Chaired by Interim Director for Infrastructure and Economy Anthony Reid, the public meeting quickly embraced issues of nature concern and historical heritage.

Director of St. Eustatius National Parks Foundation Stenapa Clarisse Buma insisted that her organization was not against development.

“However, to make the hotel possible, the developer needs to prove that his activities have no negative effects on the landscape and nature,” she stated.

“For that, he should do a terrestrial assessment, which has not been executed so far. Actually, part of the land has been cleared already. The area is known to be home to our native iguanas,” Buma said.

Stenapa President Teresa Leslie explained that the hotel grounds should not become a gated community in so far as the general public is concerned. She also asked for assurances that Stenapa Park Rangers would have full access to the hotel complex once developed.

“When I think recreation, I think of a place to which all have access and can enjoy,” Leslie commented. “Is it right to lock off access to the community? Is this the way we want our island to develop?”

Leslie emphasized that Stenapa was not against development. “But it is important that we develop in a way that takes the conservation of nature into account. What Statia needs is blue and green development,” she said.

Spokesman for the hotel developers Frank Roorda could not provide any assurances but said he would discuss the matter with his senior management board.

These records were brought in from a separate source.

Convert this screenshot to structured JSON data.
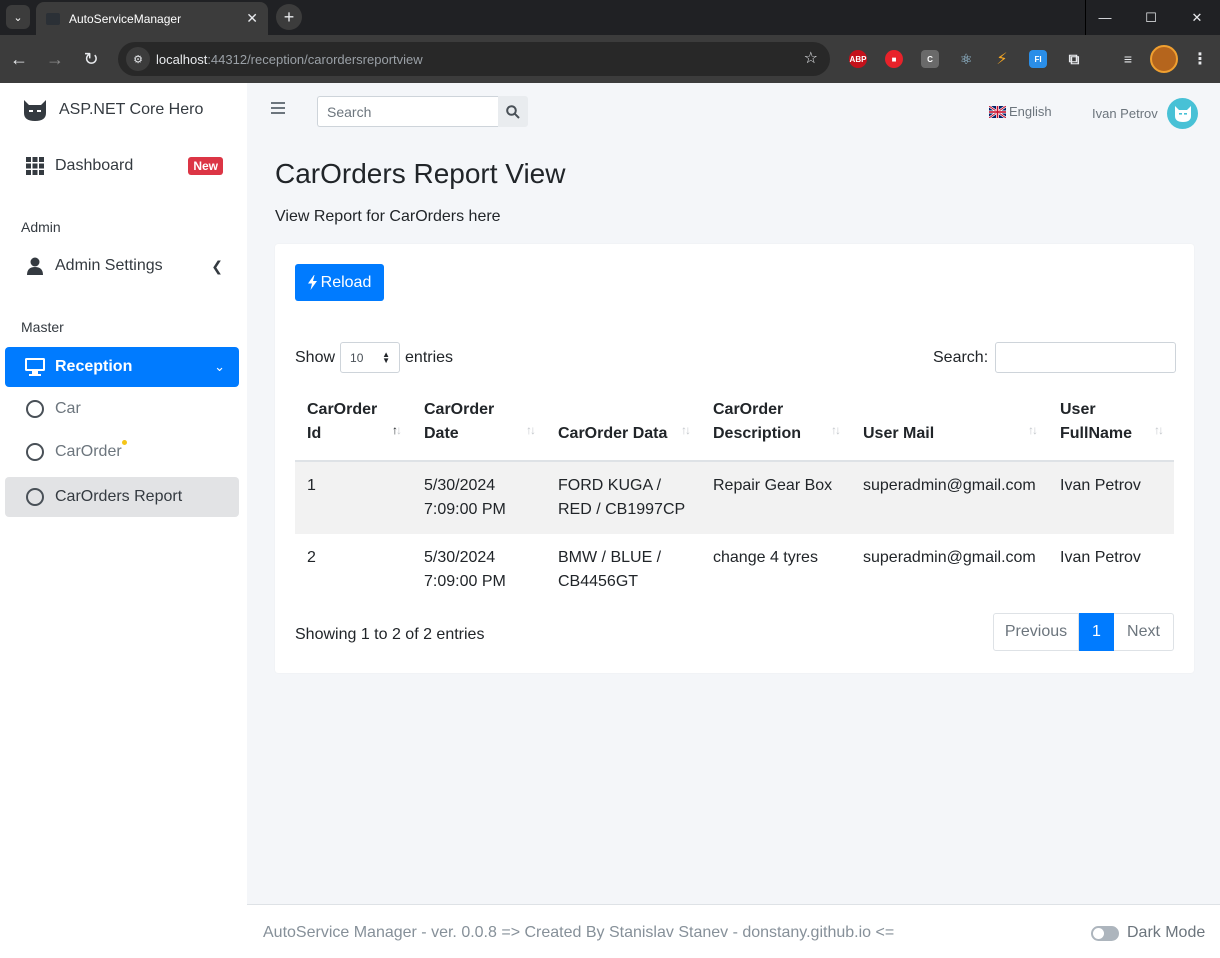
{
  "browser": {
    "tab_title": "AutoServiceManager",
    "url_host": "localhost",
    "url_rest": ":44312/reception/carordersreportview",
    "extensions": [
      "ABP",
      "C",
      "FI"
    ]
  },
  "sidebar": {
    "brand": "ASP.NET Core Hero",
    "dashboard": "Dashboard",
    "dashboard_badge": "New",
    "admin_header": "Admin",
    "admin_settings": "Admin Settings",
    "master_header": "Master",
    "reception": "Reception",
    "car": "Car",
    "car_order": "CarOrder",
    "car_orders_report": "CarOrders Report"
  },
  "topnav": {
    "search_placeholder": "Search",
    "language": "English",
    "user_name": "Ivan Petrov"
  },
  "page": {
    "title": "CarOrders Report View",
    "subtitle": "View Report for CarOrders here",
    "reload_label": "Reload",
    "show_label": "Show",
    "entries_label": "entries",
    "page_length": "10",
    "search_label": "Search:",
    "columns": [
      [
        "CarOrder",
        "Id"
      ],
      [
        "CarOrder",
        "Date"
      ],
      [
        "CarOrder Data"
      ],
      [
        "CarOrder",
        "Description"
      ],
      [
        "User Mail"
      ],
      [
        "User",
        "FullName"
      ]
    ],
    "rows": [
      {
        "id": "1",
        "date1": "5/30/2024",
        "date2": "7:09:00 PM",
        "data1": "FORD KUGA /",
        "data2": "RED / CB1997CP",
        "desc": "Repair Gear Box",
        "mail": "superadmin@gmail.com",
        "name": "Ivan Petrov"
      },
      {
        "id": "2",
        "date1": "5/30/2024",
        "date2": "7:09:00 PM",
        "data1": "BMW / BLUE /",
        "data2": "CB4456GT",
        "desc": "change 4 tyres",
        "mail": "superadmin@gmail.com",
        "name": "Ivan Petrov"
      }
    ],
    "info": "Showing 1 to 2 of 2 entries",
    "pager": {
      "previous": "Previous",
      "current": "1",
      "next": "Next"
    }
  },
  "footer": {
    "text": "AutoService Manager - ver. 0.0.8 => Created By Stanislav Stanev - donstany.github.io <=",
    "dark_mode": "Dark Mode"
  },
  "colors": {
    "primary": "#007bff",
    "danger": "#dc3545",
    "avatar": "#48c1d6"
  }
}
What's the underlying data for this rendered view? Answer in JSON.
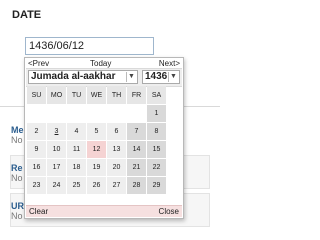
{
  "field": {
    "label": "DATE",
    "value": "1436/06/12"
  },
  "background": {
    "items": [
      {
        "title": "Me",
        "sub": "No"
      },
      {
        "title": "Re",
        "sub": "No"
      },
      {
        "title": "UR",
        "sub": "No alias"
      }
    ]
  },
  "calendar": {
    "nav": {
      "prev": "<Prev",
      "today": "Today",
      "next": "Next>"
    },
    "month": "Jumada al-aakhar",
    "year": "1436",
    "weekdays": [
      "SU",
      "MO",
      "TU",
      "WE",
      "TH",
      "FR",
      "SA"
    ],
    "weeks": [
      [
        "",
        "",
        "",
        "",
        "",
        "",
        "1"
      ],
      [
        "2",
        "3",
        "4",
        "5",
        "6",
        "7",
        "8"
      ],
      [
        "9",
        "10",
        "11",
        "12",
        "13",
        "14",
        "15"
      ],
      [
        "16",
        "17",
        "18",
        "19",
        "20",
        "21",
        "22"
      ],
      [
        "23",
        "24",
        "25",
        "26",
        "27",
        "28",
        "29"
      ]
    ],
    "current_day": "3",
    "selected_day": "12",
    "footer": {
      "clear": "Clear",
      "close": "Close"
    }
  },
  "colors": {
    "input_border": "#9fb6cd",
    "selected_day": "#f5d3d3",
    "weekend_day": "#d9d9d9",
    "footer_bg": "#f6e0e0"
  },
  "icons": {
    "dropdown": "chevron-down-icon"
  }
}
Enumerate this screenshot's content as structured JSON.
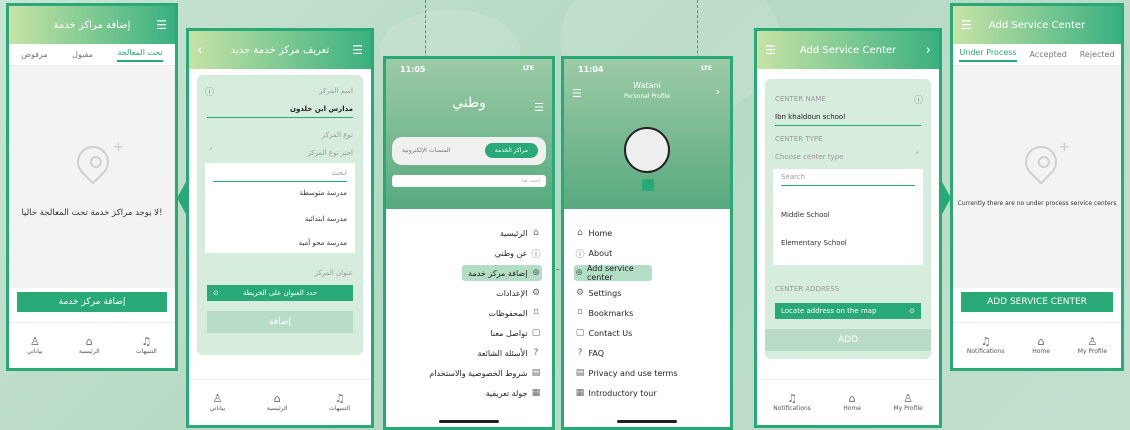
{
  "screen1": {
    "title": "إضافة مراكز خدمة",
    "tabs": [
      "مرفوض",
      "مقبول",
      "تحت المعالجة"
    ],
    "empty_message": "لا يوجد مراكز خدمة تحت المعالجة حاليا!",
    "add_button": "إضافة مركز خدمة",
    "nav": [
      "بياناتي",
      "الرئيسية",
      "التنبيهات"
    ]
  },
  "screen2": {
    "title": "تعريف مركز خدمة جديد",
    "center_name_label": "اسم المركز",
    "center_name_value": "مدارس ابن خلدون",
    "center_type_label": "نوع المركز",
    "center_type_placeholder": "اختر نوع المركز",
    "search_placeholder": "ابحث",
    "options": [
      "مدرسة متوسطة",
      "مدرسة ابتدائية",
      "مدرسة محو أمية"
    ],
    "address_label": "عنوان المركز",
    "locate_label": "حدد العنوان على الخريطة",
    "add_button": "إضافة",
    "nav": [
      "بياناتي",
      "الرئيسية",
      "التنبيهات"
    ]
  },
  "screen3": {
    "time": "11:05",
    "signal": "LTE",
    "app_logo": "وطني",
    "tab_active": "مراكز الخدمة",
    "tab_other": "المنصات الإلكترونية",
    "search_placeholder": "ابحث هنا",
    "menu": [
      "الرئيسية",
      "عن وطني",
      "إضافة مركز خدمة",
      "الإعدادات",
      "المحفوظات",
      "تواصل معنا",
      "الأسئلة الشائعة",
      "شروط الخصوصية والاستخدام",
      "جولة تعريفية"
    ]
  },
  "screen4": {
    "time": "11:04",
    "signal": "LTE",
    "title": "Watani",
    "subtitle": "Personal Profile",
    "menu": [
      "Home",
      "About",
      "Add service center",
      "Settings",
      "Bookmarks",
      "Contact Us",
      "FAQ",
      "Privacy and use terms",
      "Introductory tour"
    ]
  },
  "screen5": {
    "title": "Add Service Center",
    "center_name_label": "CENTER NAME",
    "center_name_value": "Ibn khaldoun school",
    "center_type_label": "CENTER TYPE",
    "center_type_placeholder": "Choose center type",
    "search_placeholder": "Search",
    "options": [
      "Middle School",
      "Elementary School"
    ],
    "address_label": "CENTER ADDRESS",
    "locate_label": "Locate address on the map",
    "add_button": "ADD",
    "nav": [
      "Notifications",
      "Home",
      "My Profile"
    ]
  },
  "screen6": {
    "title": "Add Service Center",
    "tabs": [
      "Under Process",
      "Accepted",
      "Rejected"
    ],
    "empty_message": "Currently there are no under process service centers",
    "add_button": "ADD SERVICE CENTER",
    "nav": [
      "Notifications",
      "Home",
      "My Profile"
    ]
  },
  "colors": {
    "primary": "#2aa978",
    "light_green": "#d6ecdd",
    "background": "#c9e4d3"
  },
  "icons": [
    "menu-icon",
    "back-icon",
    "location-pin-icon",
    "home-icon",
    "bell-icon",
    "person-icon",
    "info-icon",
    "plus-circle-icon",
    "gear-icon",
    "bookmark-icon",
    "chat-icon",
    "question-icon",
    "document-icon",
    "tour-icon",
    "avatar-icon"
  ]
}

St. Eustatius Monuments Foundation Director Walter Hellebrand stressed that his conversations with the developers’ representative had been “very positive” and that he was confident that they would preserve the monumental remains at the property and integrate them into the plans for the resort.

“In fact, they are very enthusiastic about it,” he added. However, he expressed sincere concern and frustration about the bulldozer demolition of the plantation cemetery at the estate.

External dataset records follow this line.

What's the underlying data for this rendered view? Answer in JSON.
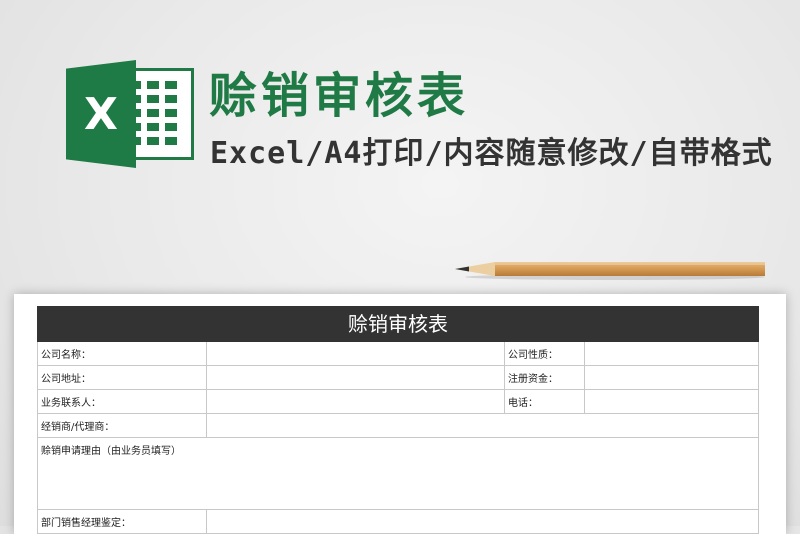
{
  "logo": {
    "letter": "X"
  },
  "headline": "赊销审核表",
  "subline": "Excel/A4打印/内容随意修改/自带格式",
  "sheet": {
    "title": "赊销审核表",
    "rows": [
      {
        "label1": "公司名称：",
        "label2": "公司性质："
      },
      {
        "label1": "公司地址：",
        "label2": "注册资金："
      },
      {
        "label1": "业务联系人：",
        "label2": "电话："
      },
      {
        "label1": "经销商/代理商："
      },
      {
        "label1": "赊销申请理由（由业务员填写）"
      },
      {
        "label1": "部门销售经理鉴定："
      }
    ]
  },
  "colors": {
    "brand_green": "#1f7a45",
    "title_bar": "#333333"
  }
}
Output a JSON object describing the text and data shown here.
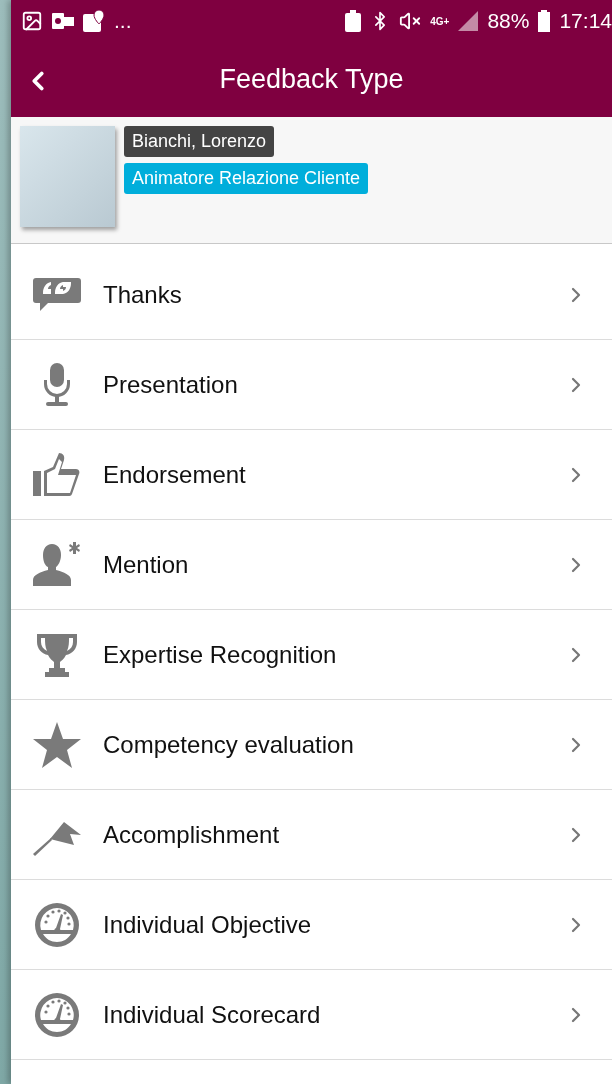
{
  "status_bar": {
    "more": "...",
    "network": "4G+",
    "battery": "88%",
    "time": "17:14"
  },
  "app_bar": {
    "title": "Feedback Type"
  },
  "profile": {
    "name": "Bianchi, Lorenzo",
    "role": "Animatore Relazione Cliente"
  },
  "feedback_types": [
    {
      "label": "Thanks",
      "kind": "quote"
    },
    {
      "label": "Presentation",
      "kind": "microphone"
    },
    {
      "label": "Endorsement",
      "kind": "thumb"
    },
    {
      "label": "Mention",
      "kind": "person"
    },
    {
      "label": "Expertise Recognition",
      "kind": "trophy"
    },
    {
      "label": "Competency evaluation",
      "kind": "star"
    },
    {
      "label": "Accomplishment",
      "kind": "flag"
    },
    {
      "label": "Individual Objective",
      "kind": "gauge"
    },
    {
      "label": "Individual Scorecard",
      "kind": "gauge"
    }
  ]
}
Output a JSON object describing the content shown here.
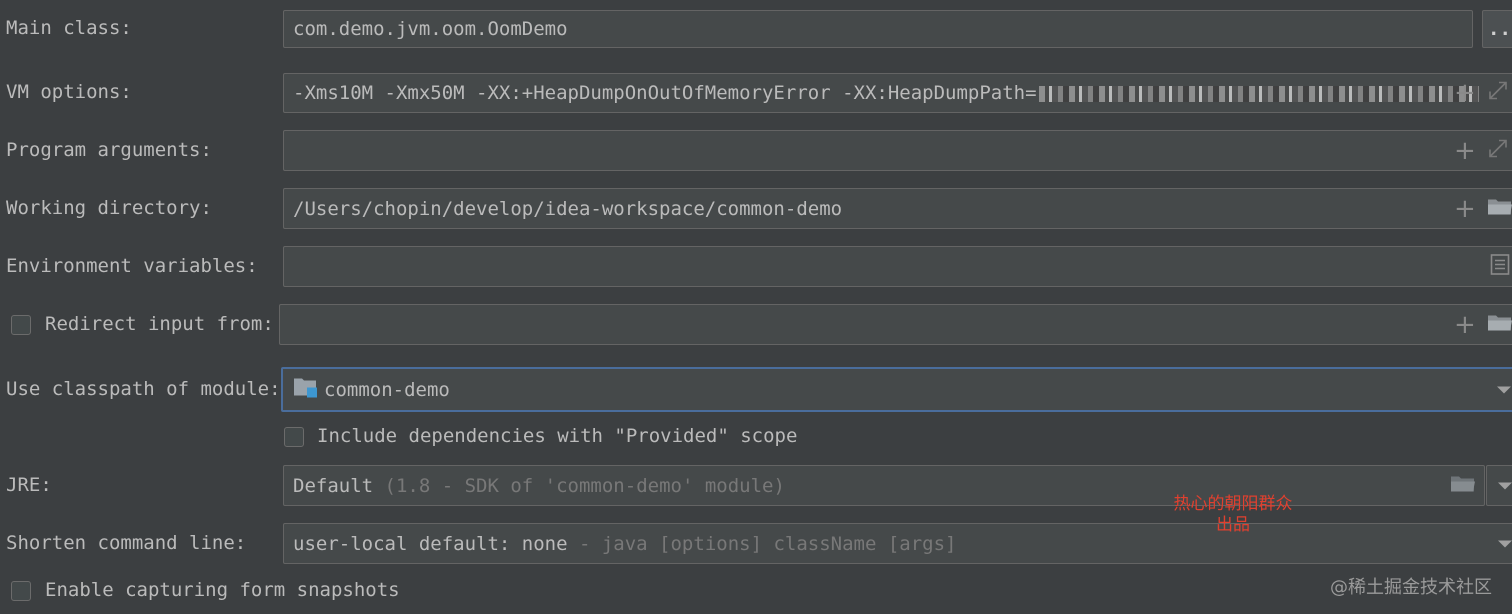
{
  "labels": {
    "main_class": "Main class:",
    "vm_options": "VM options:",
    "program_arguments": "Program arguments:",
    "working_directory": "Working directory:",
    "environment_variables": "Environment variables:",
    "redirect_input": "Redirect input from:",
    "use_classpath": "Use classpath of module:",
    "include_provided": "Include dependencies with \"Provided\" scope",
    "jre": "JRE:",
    "shorten_command_line": "Shorten command line:",
    "enable_snapshots": "Enable capturing form snapshots"
  },
  "values": {
    "main_class": "com.demo.jvm.oom.OomDemo",
    "vm_options": "-Xms10M -Xmx50M -XX:+HeapDumpOnOutOfMemoryError -XX:HeapDumpPath=",
    "program_arguments": "",
    "working_directory": "/Users/chopin/develop/idea-workspace/common-demo",
    "environment_variables": "",
    "redirect_input": "",
    "classpath_module": "common-demo",
    "jre_main": "Default",
    "jre_hint": "(1.8 - SDK of 'common-demo' module)",
    "shorten_main": "user-local default: none",
    "shorten_hint": " - java [options] className [args]"
  },
  "checkboxes": {
    "redirect_input": false,
    "include_provided": false,
    "enable_snapshots": false
  },
  "buttons": {
    "browse_ellipsis": "..."
  },
  "watermarks": {
    "red_line1": "热心的朝阳群众",
    "red_line2": "出品",
    "site": "@稀土掘金技术社区"
  },
  "icons": {
    "expand": "expand-icon",
    "add": "plus-icon",
    "folder": "folder-icon",
    "list": "list-icon",
    "module": "module-folder-icon"
  },
  "colors": {
    "background": "#3c3f41",
    "field": "#45494a",
    "focus_border": "#4a6d9c",
    "watermark_red": "#e0402f"
  }
}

“Something obviously went wrong there,” Hellebrand noted. “The area has been designated of archaeological value, so no digging is allowed without an archaeological opinion first. However, the bulldozing and sand digging occurred before an archaeological assessment could be done. That is not in accordance with the law or regulations.

And now the tombs are destroyed. There is clearly a real problem with the enforcement of rules in the Spatial Development Plan. Those rules are there for a reason,” Hellebrand concluded.

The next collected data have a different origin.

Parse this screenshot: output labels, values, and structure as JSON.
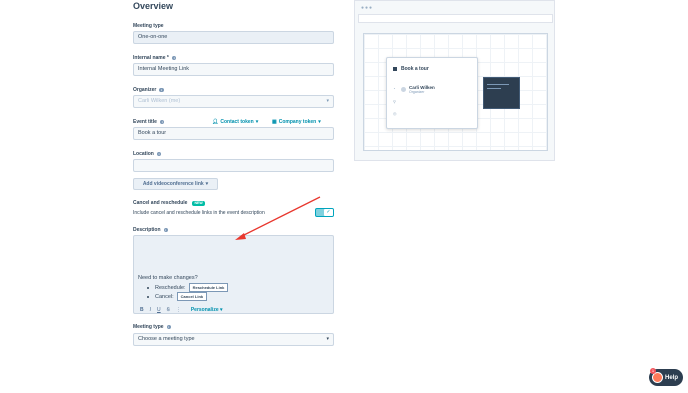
{
  "page": {
    "heading": "Overview"
  },
  "form": {
    "meeting_type_label": "Meeting type",
    "meeting_type_value": "One-on-one",
    "internal_name_label": "Internal name *",
    "internal_name_value": "Internal Meeting Link",
    "organizer_label": "Organizer",
    "organizer_value": "Carli Wilken (me)",
    "event_title_label": "Event title",
    "contact_token": "Contact token",
    "company_token": "Company token",
    "event_title_value": "Book a tour",
    "location_label": "Location",
    "location_value": "",
    "add_videoconference": "Add videoconference link",
    "cancel_label": "Cancel and reschedule",
    "new_badge": "NEW",
    "cancel_help": "Include cancel and reschedule links in the event description",
    "description_label": "Description",
    "description_line": "Need to make changes?",
    "reschedule_label": "Reschedule:",
    "reschedule_chip": "Reschedule Link",
    "cancel_row_label": "Cancel:",
    "cancel_chip": "Cancel Link",
    "personalize": "Personalize",
    "meeting_type_label_2": "Meeting type",
    "meeting_type_placeholder": "Choose a meeting type"
  },
  "preview": {
    "card_title": "Book a tour",
    "organizer_name": "Carli Wilken",
    "organizer_role": "Organizer"
  },
  "help": {
    "label": "Help",
    "badge": "1"
  },
  "colors": {
    "accent": "#0091ae",
    "toggle": "#00a4bd",
    "arrow": "#e8382f"
  }
}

Stegers said the developers would renovate the badly damaged road that leads from Big Stone to Guyeau Estate. “Once renovated, the local government shall buy back the road for one dollar and then maintain it,” he announced.

Guyeau Estate could eventually become the largest hotel and residential complex on Statia. Its creation is expected to provide a much-needed boost to local employment and the economy of the island. A change to the Spatial Development Plan would, however, be necessary.

A marine assessment has shown an abundance of critically-endangered corals in the shallow waters near the shore of the Estate.

According to Stenapa, these corals and sea life would most likely be affected by the construction of a big hotel and marina. “Once gone, the corals will never come back,” Leslie insisted.